I have been studying how debuggers work and studying assembly output of compilers in debug mode. One thing I noticed is that they seem to reload registers at every single line, even if no code could possibly change the value:
// push rbp
// mov rbp, rsp
// mov DWORD PTR [rbp-20], edi
int square(int x) {
// mov eax, DWORD PTR [rbp-20]
// mov DWORD PTR [rbp-4], eax
int result = x;
// mov eax, DWORD PTR [rbp-4]
// imul eax, DWORD PTR [rbp-20]
// mov DWORD PTR [rbp-4], eax
result *= x;
// mov eax, DWORD PTR [rbp-4]
return result;
// pop rbp
// ret
}
In example above, we can see that x = edi = [rbp-20] and result = eax = [rbp-4]. Between the lines result *= x; and return result; the compiler stores result on the stack only to immediately load it again.

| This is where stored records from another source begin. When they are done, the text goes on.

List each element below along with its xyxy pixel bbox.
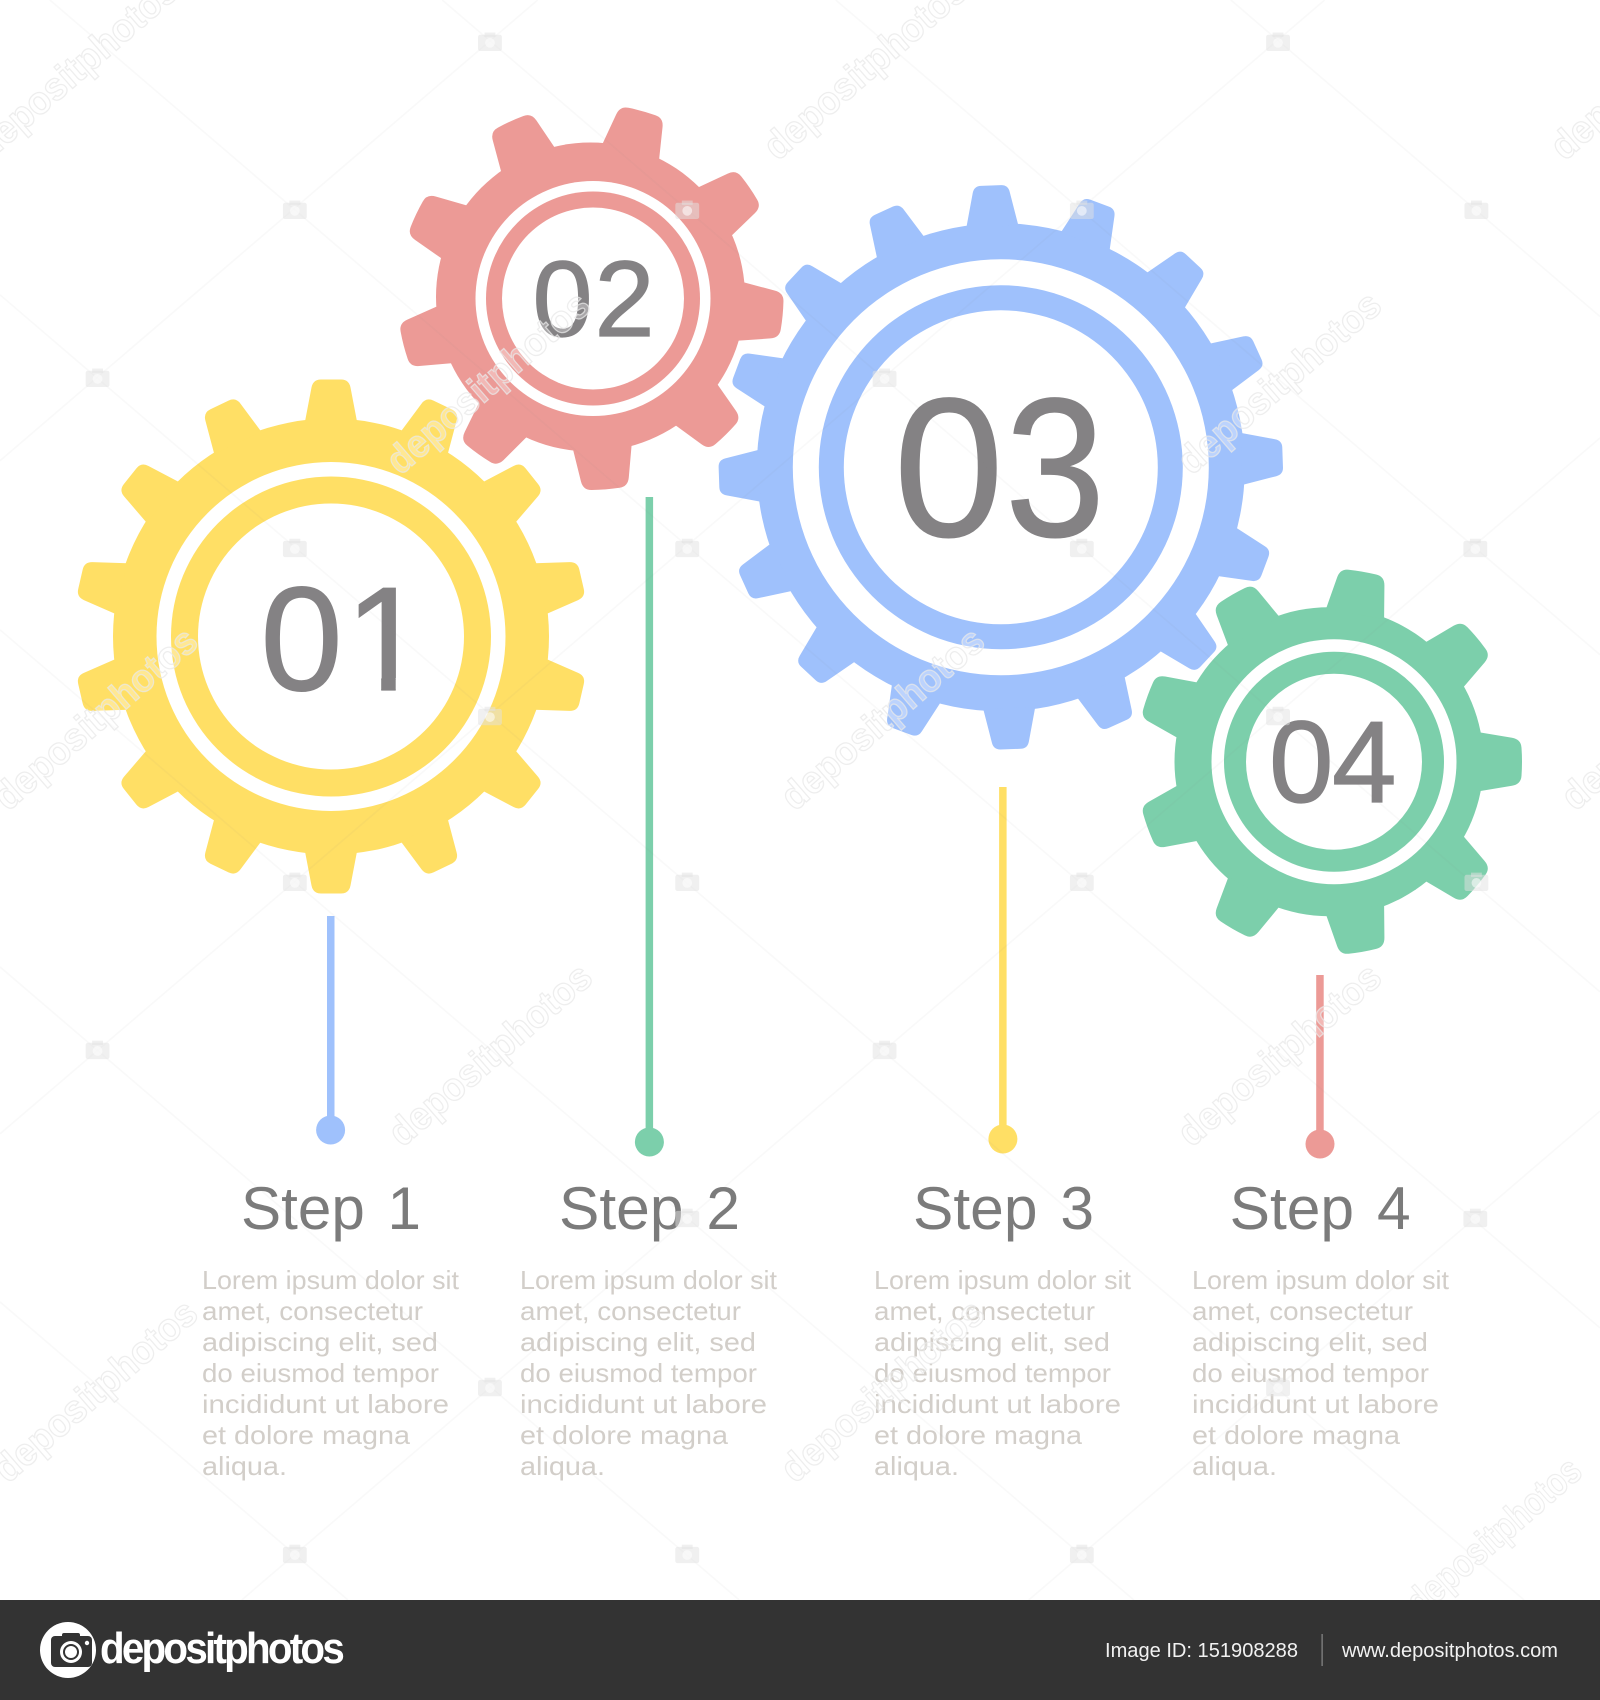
body: step 4: et dolore magna xyxy=(1192,1420,1401,1450)
watermark layer: depositphotos xyxy=(380,955,601,1155)
step 2 text xyxy=(520,1175,778,1481)
logo wordmark: depositphotos xyxy=(100,1624,343,1673)
body: step 2: Lorem ipsum dolor sit xyxy=(520,1265,778,1295)
body: step 4: aliqua. xyxy=(1192,1451,1277,1481)
body: step 3: adipiscing elit, sed xyxy=(874,1327,1110,1357)
gear 02: pink xyxy=(351,59,830,534)
heading: step 2: Step 2 xyxy=(559,1175,740,1242)
body: step 2: et dolore magna xyxy=(520,1420,729,1450)
body: step 1: Lorem ipsum dolor sit xyxy=(202,1265,460,1295)
image id: Image ID: 151908288 xyxy=(1105,1640,1298,1662)
gear 03: blue: 3 xyxy=(1005,358,1105,579)
body: step 2: do eiusmod tempor xyxy=(520,1358,757,1388)
body: step 1: aliqua. xyxy=(202,1451,287,1481)
body: step 3: amet, consectetur xyxy=(874,1296,1095,1326)
heading: step 3: Step 3 xyxy=(913,1175,1094,1242)
body: step 3: aliqua. xyxy=(874,1451,959,1481)
body: step 3: do eiusmod tempor xyxy=(874,1358,1111,1388)
body: step 2: aliqua. xyxy=(520,1451,605,1481)
body: step 3: incididunt ut labore xyxy=(874,1389,1121,1419)
watermark layer: depositphotos xyxy=(773,1291,993,1491)
watermark layer: depositphotos xyxy=(773,619,993,819)
connector: step 1 xyxy=(316,916,345,1144)
footer divider xyxy=(1322,1634,1323,1666)
body: step 1: do eiusmod tempor xyxy=(202,1358,439,1388)
body: step 1: incididunt ut labore xyxy=(202,1389,449,1419)
connector: step 3 xyxy=(988,787,1017,1154)
body: step 2: adipiscing elit, sed xyxy=(520,1327,756,1357)
body: step 4: adipiscing elit, sed xyxy=(1192,1327,1428,1357)
body: step 4: incididunt ut labore xyxy=(1192,1389,1439,1419)
body: step 3 xyxy=(874,1265,1132,1481)
connector: step 2 xyxy=(635,497,664,1156)
site url: www.depositphotos.com xyxy=(1341,1640,1558,1662)
body: step 4 xyxy=(1192,1265,1450,1481)
body: step 4: Lorem ipsum dolor sit xyxy=(1192,1265,1450,1295)
gear 04: green: 04 xyxy=(1269,697,1397,827)
body: step 1 xyxy=(202,1265,460,1481)
gear 01: yellow xyxy=(75,380,587,894)
gear 01: yellow: 0 xyxy=(260,557,343,722)
body: step 4: do eiusmod tempor xyxy=(1192,1358,1429,1388)
watermark layer: depositphotos xyxy=(1169,283,1390,483)
body: step 1: adipiscing elit, sed xyxy=(202,1327,438,1357)
body: step 2 xyxy=(520,1265,778,1481)
step 3 text xyxy=(874,1175,1132,1481)
gear 01: yellow: 1 xyxy=(345,557,427,722)
body: step 4: amet, consectetur xyxy=(1192,1296,1413,1326)
heading: step 4: Step 4 xyxy=(1230,1175,1411,1242)
step 4 text xyxy=(1192,1175,1450,1481)
body: step 2: amet, consectetur xyxy=(520,1296,741,1326)
icon: camera logo xyxy=(40,1622,96,1678)
gear 04: green xyxy=(1104,538,1555,984)
heading: step 1: Step 1 xyxy=(241,1175,421,1242)
watermark layer: depositphotos xyxy=(378,283,599,483)
gear 03: blue xyxy=(709,176,1292,759)
body: step 1: et dolore magna xyxy=(202,1420,411,1450)
body: step 2: incididunt ut labore xyxy=(520,1389,767,1419)
gear 02: pink: 02 xyxy=(532,238,655,359)
step 1 text xyxy=(202,1175,460,1481)
gear 03: blue: 0 xyxy=(894,357,1004,578)
footer bar xyxy=(0,1600,1600,1700)
body: step 3: et dolore magna xyxy=(874,1420,1083,1450)
watermark layer: depositphotos xyxy=(1169,955,1390,1155)
connector: step 4 xyxy=(1306,975,1334,1158)
body: step 1: amet, consectetur xyxy=(202,1296,423,1326)
body: step 3: Lorem ipsum dolor sit xyxy=(874,1265,1132,1295)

Is this behavior only to facilitate debuggers, so that they work correctly if I set a breakpoint at return result; and modify it, or is there some other reason for it?
If I turn on optimisations, the entire function becomes just imul edi, edi; mov eax, edi; ret; but the debugger jumps over most lines.
The same behavior and equivalent assembly can be seen for all compilers and architectures (GCC/Clang/MSVC, x86/ARM/RISC-V).
There is no such thing as a "debug mode" for compiler. What you are talking about is compilation with optimizations turned off (-O0 for GCC/Clang). Sometimes it is conflated with debug because optimizations tend to mess with debugging experience - the more optimizations are done the harder it is to map resulting code back to the original source (and harder to recover local variables state during debugging from CPU and memory state).
Compilers usually start by translating C into pseudocode (intermediate representations) in the simplest way possible, and that results in such unoptimal code you see. Compiler would then apply numerous optimization passes to clean that up and remove inefficiencies, but -O0 disables almost all of that. To answer your question: NO, compilers are not forced to reload registers for each statement; it is just a byproduct of the compilers' usual architecture.
Compiler authors has long recognized a need for some middle ground between full-fledged optimization hell of -O2 and blabbering inefficiency of -O0, and at least GCC and Clang offer -Og optimization level which is specifically designed to be debugger-friendly. For your particular example, the resulting code is exactly the same three instructions as in fully optimized case. However - and this is both funny and tragic - the gdb behaviour does change between the code optimized to -Og (where it skips first line but steps through the rest) and -O2 (where it does skip multiplication completely like you pointed out). Same exact machine code yet different behaviour, because the compiler emitted more debugging information for -Og mode... Not sure why, but I suspect some optimization passes in -O2 might've destroyed some of that information somewhere during IR transformations even though they didn't result in any machine code changes.